The Company is not currently in a position to make a submission to the FDA regarding the potential clinical study.  Clinical drug product strategic review:  The Company hired a biotechnology consulting firm to assess the Company’s drug product candidate with a focus on identifying value propositions and positioning strategies that would enable clinical adoption of L-DOS47. This engagement includes input from key opinion leaders on the positioning 1 of possible combination therapies and the prioritization of current and/or any additional clinical indications.

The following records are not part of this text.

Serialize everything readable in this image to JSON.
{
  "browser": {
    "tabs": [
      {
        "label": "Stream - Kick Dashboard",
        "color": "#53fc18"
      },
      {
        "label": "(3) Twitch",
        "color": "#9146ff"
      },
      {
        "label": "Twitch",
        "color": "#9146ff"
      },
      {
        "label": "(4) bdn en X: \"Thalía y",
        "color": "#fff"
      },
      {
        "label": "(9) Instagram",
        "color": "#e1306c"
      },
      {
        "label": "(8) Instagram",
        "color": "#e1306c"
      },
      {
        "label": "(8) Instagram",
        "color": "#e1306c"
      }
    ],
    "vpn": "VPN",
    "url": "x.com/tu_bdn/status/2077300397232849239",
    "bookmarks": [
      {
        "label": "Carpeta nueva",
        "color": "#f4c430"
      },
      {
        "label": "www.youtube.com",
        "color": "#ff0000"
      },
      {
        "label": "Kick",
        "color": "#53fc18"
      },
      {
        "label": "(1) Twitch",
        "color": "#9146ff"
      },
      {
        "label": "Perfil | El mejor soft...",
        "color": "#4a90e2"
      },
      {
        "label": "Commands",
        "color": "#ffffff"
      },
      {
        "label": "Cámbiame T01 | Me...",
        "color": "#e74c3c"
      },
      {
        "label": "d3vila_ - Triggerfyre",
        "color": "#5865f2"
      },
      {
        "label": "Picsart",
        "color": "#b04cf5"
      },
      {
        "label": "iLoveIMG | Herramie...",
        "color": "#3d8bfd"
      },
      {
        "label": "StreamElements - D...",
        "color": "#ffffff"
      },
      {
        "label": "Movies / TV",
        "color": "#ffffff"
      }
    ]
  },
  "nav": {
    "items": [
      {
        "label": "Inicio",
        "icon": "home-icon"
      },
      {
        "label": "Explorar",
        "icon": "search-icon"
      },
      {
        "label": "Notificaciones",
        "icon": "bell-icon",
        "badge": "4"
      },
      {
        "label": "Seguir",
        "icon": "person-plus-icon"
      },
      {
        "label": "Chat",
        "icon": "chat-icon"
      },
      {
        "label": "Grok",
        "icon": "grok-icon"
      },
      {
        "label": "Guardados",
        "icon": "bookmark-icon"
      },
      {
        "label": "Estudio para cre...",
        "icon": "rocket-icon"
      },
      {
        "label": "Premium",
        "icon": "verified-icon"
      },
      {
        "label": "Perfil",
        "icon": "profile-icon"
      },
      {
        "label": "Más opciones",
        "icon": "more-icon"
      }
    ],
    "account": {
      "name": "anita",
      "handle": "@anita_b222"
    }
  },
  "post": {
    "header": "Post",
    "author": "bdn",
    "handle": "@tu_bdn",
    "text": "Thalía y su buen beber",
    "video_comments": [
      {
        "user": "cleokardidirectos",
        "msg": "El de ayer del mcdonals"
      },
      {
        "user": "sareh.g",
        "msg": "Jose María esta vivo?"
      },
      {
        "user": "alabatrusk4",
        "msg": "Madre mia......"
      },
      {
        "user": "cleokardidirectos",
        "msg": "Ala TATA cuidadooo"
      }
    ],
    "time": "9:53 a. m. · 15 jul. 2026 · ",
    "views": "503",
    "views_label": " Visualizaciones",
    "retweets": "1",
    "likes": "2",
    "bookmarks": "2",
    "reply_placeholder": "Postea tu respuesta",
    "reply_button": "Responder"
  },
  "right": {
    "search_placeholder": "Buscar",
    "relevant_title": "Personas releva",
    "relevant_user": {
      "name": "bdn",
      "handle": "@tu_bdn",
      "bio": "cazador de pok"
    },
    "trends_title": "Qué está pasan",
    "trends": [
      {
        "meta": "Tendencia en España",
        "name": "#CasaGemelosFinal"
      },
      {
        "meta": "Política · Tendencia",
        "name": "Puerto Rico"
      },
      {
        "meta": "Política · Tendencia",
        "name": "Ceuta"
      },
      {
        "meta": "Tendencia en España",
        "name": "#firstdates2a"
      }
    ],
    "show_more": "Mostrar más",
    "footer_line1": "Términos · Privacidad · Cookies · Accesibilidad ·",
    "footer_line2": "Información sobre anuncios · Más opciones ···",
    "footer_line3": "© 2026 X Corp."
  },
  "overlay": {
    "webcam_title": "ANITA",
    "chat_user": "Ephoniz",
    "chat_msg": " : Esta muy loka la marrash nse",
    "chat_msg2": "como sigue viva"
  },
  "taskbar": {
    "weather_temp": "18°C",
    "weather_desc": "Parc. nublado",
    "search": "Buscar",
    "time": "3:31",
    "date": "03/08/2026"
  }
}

The Company expects the consulting firm’s report to be finalized by December 2021. Corporate development

 On September 3, 2020, Helix Immuno-Oncology S.A., the Company’s former wholly-owned subsidiary ("HIO"), completed a direct financing with an arm’s length party, CAIAC Fund Management AG ("CAIAC"), as designated trustee of an alternative investment fund to be established, resulting in a further dilution of the Company’s holding in HIO from approximately 42.51% to 29.89% and a loss of the Company’s control in HIO. On December 22, 2020, the Company disposed of its remaining interest in HIO to CAIAC for gross proceeds of CDN$2,308,000 ($2,020,000 net of transaction costs).  Effective October 21, 2020, the financial advisory services agreement dated July 2, 2018 between the Company and ACM Consulting Management AG and the investor relations and advisory services agreement dated July 2, 2018 between the Company and ACM Consulting Management Est. ("ACMest") were terminated by mutual agreement of the parties.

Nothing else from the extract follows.